Eine kleine Vertiefung zwischen den Blütenrispen war schnell geschaffen. Dort hinein legte sie verkehrt herum eine Untertasse, die sie in der Mitte mit einem hölzernen Zweig des Hollunderbusches verzierte, der sich bei Pflücken mit in die Tüte verirrt hatte. Tief nach vorn gebeugt stand sie in ihrer Küche und sprach in den Eimer.
„Kommt, kleine Tierchen, habt keine Angst, ich helfe euch, auf dem Teller seid ihr in Sicherheit“. Inzwischen schaute sie einmal in die Schale zum Schneckenbaby. Es war verschwunden.
„Wo steckst Du denn? Ich glaubte immer, Schnecken seien langsam. Wenn Du derart fix bist, wundert es mich nicht, dass Du auch auf einen für dich riesig erscheinenden Busch hinaufklettern konntest.“ Sie entdeckte den kleinen Ausreißer auf dem Küchentisch. Er wurde in die Schale zurückgesetzt.

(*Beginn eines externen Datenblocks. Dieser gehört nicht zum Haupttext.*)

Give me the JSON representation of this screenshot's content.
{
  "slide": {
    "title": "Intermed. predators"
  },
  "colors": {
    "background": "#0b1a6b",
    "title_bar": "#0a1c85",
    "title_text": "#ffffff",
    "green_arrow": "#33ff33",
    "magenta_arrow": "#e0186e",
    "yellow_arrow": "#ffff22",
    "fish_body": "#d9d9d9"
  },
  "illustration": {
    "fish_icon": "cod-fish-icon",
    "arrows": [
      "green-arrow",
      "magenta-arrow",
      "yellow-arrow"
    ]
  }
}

„Mit wem redest Du denn hier“, fragte Großmutter, die mit erstaunten Augen in die Küche gekommen war, „was machst du überhaupt?“
„Ich habe gerade eine Arche gebaut“ erklärte Ingrid.
„Was Du immer für Ideen hast. Was soll das.“ Großmutter schaut in den Eimer. „Ach so, Du machst Hollunderblütensaft.“
„Eine Arche. So ein Blödsinn“, murrte Großmutter. Ich bin auf einem Bauernhof aufgewachsen. Tiere waren unsere Nahrung. Sonst wären wir im Winter verhungert. Du machst einen Aufstand um so ein paar unnütze Käfer und Schnecken, das ist doch albern.“
„Nein, das ist es nicht“, verteidigt sich Ingrid, „kein Tier und kein Mensch ist unnütz. Ich kenne sehr wohl das Gesetz von der Nahrungskette. Fressen und gefressen werden ist in der Natur üblich. Ich will diese Tiere zwischen den Hollunderblüten aber nicht essen, deshalb habe ich ihnen eine Arche gebaut.“
Sie beugt sich erneut über den Eimer. „Sieh dir nur meine Arche an.“ Sie zog Großmutter dicht zu sich heran. Auf dem Ast balancierten zwei kleine schwarze Käfer, ihr Panzer sah aus wie gelackt. Vorsichtig öffnen sie ihren Lackpanzer, entfalteten kleine Flügel und strichen sich mit den Hinterbeinen über ihren Körper, um die Nässe abzustreifen. Am Tellerrand hockte eine wunderhübsche kleine Spinne. Sie hat einen leuchtend grünen Körper. Das war sicherlich eine hervorragende Tarnung zwischen den später grünen wachsenden Hollunderbeeren. Auch ein Spinnenbaby konnte sich retten und eben erschien völlig erschöpft auf dem Tellerrand eine weitere Schnecke. Sie sah aus wie eine junge Weinbergschnecke.
„Nun schau mal, Ömchen, all diese Tiere dürfen weiterleben, ich setze sie nachher in den Garten.“
„Die Deern mit ihrem Grappenkram im Kopp, von wem die das wohl hat“ grummelte Großmama und verließ mit grimmigem Ausdruck in ihren Augen fluchtartig die Küche. Spinnen mochte sie nämlich gar nicht, auch wenn es Winzlinge waren, sie ekelte sich.
Ingrid aber freute sich. Sie nahm die kleine Babyschnecke und setzte sie zur anderen. „Nun habt ihr Gesellschaft in der für euch neuen Umgebung.“ Vorsichtig trug sie ihre Arche in den Garten, setzte die Untertasse zwischen ein Beet und wünschte allen Geretteten noch ein langes Leben.